Que cette plante potagère à bulbe, de la famille des liliacées, puisse à la fois ravir le palais de gens de toutes races et faire pleurer des millions de gens sans tuer un seul humain a quelque chose de magique..Aucune guerre de l’oignon, aucune revendication musclée, il reste pacifique, pour toutes les bourses, pour toutes les cultures,….pour beaucoup de sols.

 

De plus, dans toutes les couleurs , les oignons sont bons à manger: les jaunes, les blancs , les roses ou rosés mais les rouges restent mes préférés. Je ne suis pas adorateur de l’oignon, (il existe une secte), mais il récolte mon respect.

Enfin, comme un curateur est le porte-parole d’ expositions, l’oignon est le porte-odeur du hamburger et j’aime les hamburgers bien préparés et odorants .

 

Il a même une chanson, l’oignon et bien évidement,une sorte de musée, en France : la Maison des Johnnies et de l’Oignon de Roscoff.

L’auteur chilien Pablo NERUBA lui a dédié une ode « Ode à un oignon – Pablo Neruda et sa muse » , qui est une fiction avec une dimension documentaire.

 

Certaines variétés ont eu un appellation protégée, en France, en Espagne et aussi en Italie. Plus de 1000 variétés d’oignons (ou échalions) sont inscrites au Catalogue européen des espèces et variétés .

 

Par sa croissance et sa reproduction à la verticale, il symbolise aussi la résurrection solaire.Il était sacré en Égypte mais tant de choses étaient sacrées en Égypte, comme, avec raison, les chats. Chez les Ouzbeks des plateaux du Turkestan, on prêtait serment sur un oignon.

 

Il a aussi des usages médicaux: il est stimulant, diurétique, expectorant, vermifuge et rubéfiant ; pris modérément, il accroît l’appétit et facilite la digestion.

 

Il a aussi ses légendes et mythes : par exemple à Liège :pour faire souffrir un amant volage, on mettait dans la cheminée un oignon percé de treize épingles, et on allumait une chandelle dans laquelle on avait enfoncé un pareil nombre. La personne visée aurait dépéri au fur et à mesure que l’oignon se desséchait ou que la chandelle brûlait. Aussi dans le Morbihan,…et d’autres régions en France.
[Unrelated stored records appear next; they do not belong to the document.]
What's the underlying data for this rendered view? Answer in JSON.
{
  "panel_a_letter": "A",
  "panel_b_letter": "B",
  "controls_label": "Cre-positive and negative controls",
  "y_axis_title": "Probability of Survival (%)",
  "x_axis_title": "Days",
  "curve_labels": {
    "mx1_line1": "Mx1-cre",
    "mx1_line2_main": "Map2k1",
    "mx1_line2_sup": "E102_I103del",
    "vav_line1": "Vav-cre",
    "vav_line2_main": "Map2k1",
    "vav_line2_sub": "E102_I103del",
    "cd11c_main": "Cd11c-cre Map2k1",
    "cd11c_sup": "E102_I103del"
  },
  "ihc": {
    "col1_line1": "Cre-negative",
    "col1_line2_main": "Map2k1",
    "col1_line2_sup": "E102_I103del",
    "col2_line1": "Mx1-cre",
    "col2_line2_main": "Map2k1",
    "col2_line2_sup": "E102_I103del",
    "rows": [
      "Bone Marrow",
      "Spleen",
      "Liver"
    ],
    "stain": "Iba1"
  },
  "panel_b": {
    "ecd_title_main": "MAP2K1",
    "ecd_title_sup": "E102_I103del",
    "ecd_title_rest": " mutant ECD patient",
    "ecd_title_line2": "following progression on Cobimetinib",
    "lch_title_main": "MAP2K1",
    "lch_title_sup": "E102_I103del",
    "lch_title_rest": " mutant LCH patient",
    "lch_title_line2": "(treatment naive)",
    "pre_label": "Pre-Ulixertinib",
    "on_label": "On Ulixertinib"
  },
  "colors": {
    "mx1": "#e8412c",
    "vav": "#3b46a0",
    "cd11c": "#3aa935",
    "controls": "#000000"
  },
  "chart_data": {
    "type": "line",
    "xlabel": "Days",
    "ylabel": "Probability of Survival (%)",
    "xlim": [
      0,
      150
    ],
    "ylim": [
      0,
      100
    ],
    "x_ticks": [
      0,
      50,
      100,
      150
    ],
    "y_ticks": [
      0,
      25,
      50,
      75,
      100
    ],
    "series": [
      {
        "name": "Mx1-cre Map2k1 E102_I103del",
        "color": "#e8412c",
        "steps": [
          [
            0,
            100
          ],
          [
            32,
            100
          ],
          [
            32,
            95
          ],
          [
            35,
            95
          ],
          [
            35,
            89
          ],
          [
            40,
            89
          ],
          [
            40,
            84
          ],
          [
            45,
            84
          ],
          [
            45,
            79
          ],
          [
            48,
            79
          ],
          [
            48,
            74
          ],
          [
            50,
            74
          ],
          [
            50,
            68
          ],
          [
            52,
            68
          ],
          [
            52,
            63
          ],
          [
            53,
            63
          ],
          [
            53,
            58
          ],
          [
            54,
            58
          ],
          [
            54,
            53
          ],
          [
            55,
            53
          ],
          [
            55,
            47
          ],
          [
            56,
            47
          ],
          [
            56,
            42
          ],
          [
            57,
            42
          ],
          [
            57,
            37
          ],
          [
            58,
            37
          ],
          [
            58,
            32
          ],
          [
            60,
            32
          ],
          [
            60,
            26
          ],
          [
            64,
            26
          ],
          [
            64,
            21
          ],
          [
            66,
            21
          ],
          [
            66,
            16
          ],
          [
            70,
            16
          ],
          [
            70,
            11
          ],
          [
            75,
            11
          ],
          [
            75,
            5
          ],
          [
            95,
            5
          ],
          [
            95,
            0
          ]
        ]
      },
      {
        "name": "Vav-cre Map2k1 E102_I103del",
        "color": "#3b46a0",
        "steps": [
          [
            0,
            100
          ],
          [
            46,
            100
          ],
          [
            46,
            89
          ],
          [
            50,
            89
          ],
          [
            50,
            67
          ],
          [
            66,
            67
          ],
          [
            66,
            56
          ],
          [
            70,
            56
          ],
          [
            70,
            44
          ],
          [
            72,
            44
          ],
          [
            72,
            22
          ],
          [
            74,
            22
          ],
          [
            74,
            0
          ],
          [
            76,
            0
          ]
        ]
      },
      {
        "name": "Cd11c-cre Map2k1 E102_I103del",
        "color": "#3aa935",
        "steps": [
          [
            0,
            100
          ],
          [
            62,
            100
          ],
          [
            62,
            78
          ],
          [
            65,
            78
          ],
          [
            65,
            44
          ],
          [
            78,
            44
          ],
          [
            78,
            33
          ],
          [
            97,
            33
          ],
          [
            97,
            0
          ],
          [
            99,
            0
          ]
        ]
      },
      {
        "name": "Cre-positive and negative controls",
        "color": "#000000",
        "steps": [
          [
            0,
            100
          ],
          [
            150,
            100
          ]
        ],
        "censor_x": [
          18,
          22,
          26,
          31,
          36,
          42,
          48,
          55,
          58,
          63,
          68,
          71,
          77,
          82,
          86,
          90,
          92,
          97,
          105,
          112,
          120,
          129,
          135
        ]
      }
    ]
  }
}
En Allemagne (Bas-Rhin) il était plutôt employé comme outil de divination : cela aurait permis de connaître le temps qu’il allait faire au cours des douze mois de l’année à venir. La veille de Noël, il fallait couper en deux six oignons, puis creuser chacun de façon à obtenir douze petites coupelles que l’on alignait sur un meuble. On devait ensuite donner à chaque oignon le nom d’un mois (janvier le premier ; février le deuxième, ainsi de suite jusqu’à décembre). Tandis que l’on nommait les oignons, on déposait dans le creux de chacun d’eux une pincée de gros sel. Huit jours plus tard, ceux dans lequel le sel était resté intact indiquaient que les mois auxquels ils correspondaient resteraient secs. A l’inverse, ceux dans lesquels le sel avait fondu annonçaient que ces mois seraient pluvieux.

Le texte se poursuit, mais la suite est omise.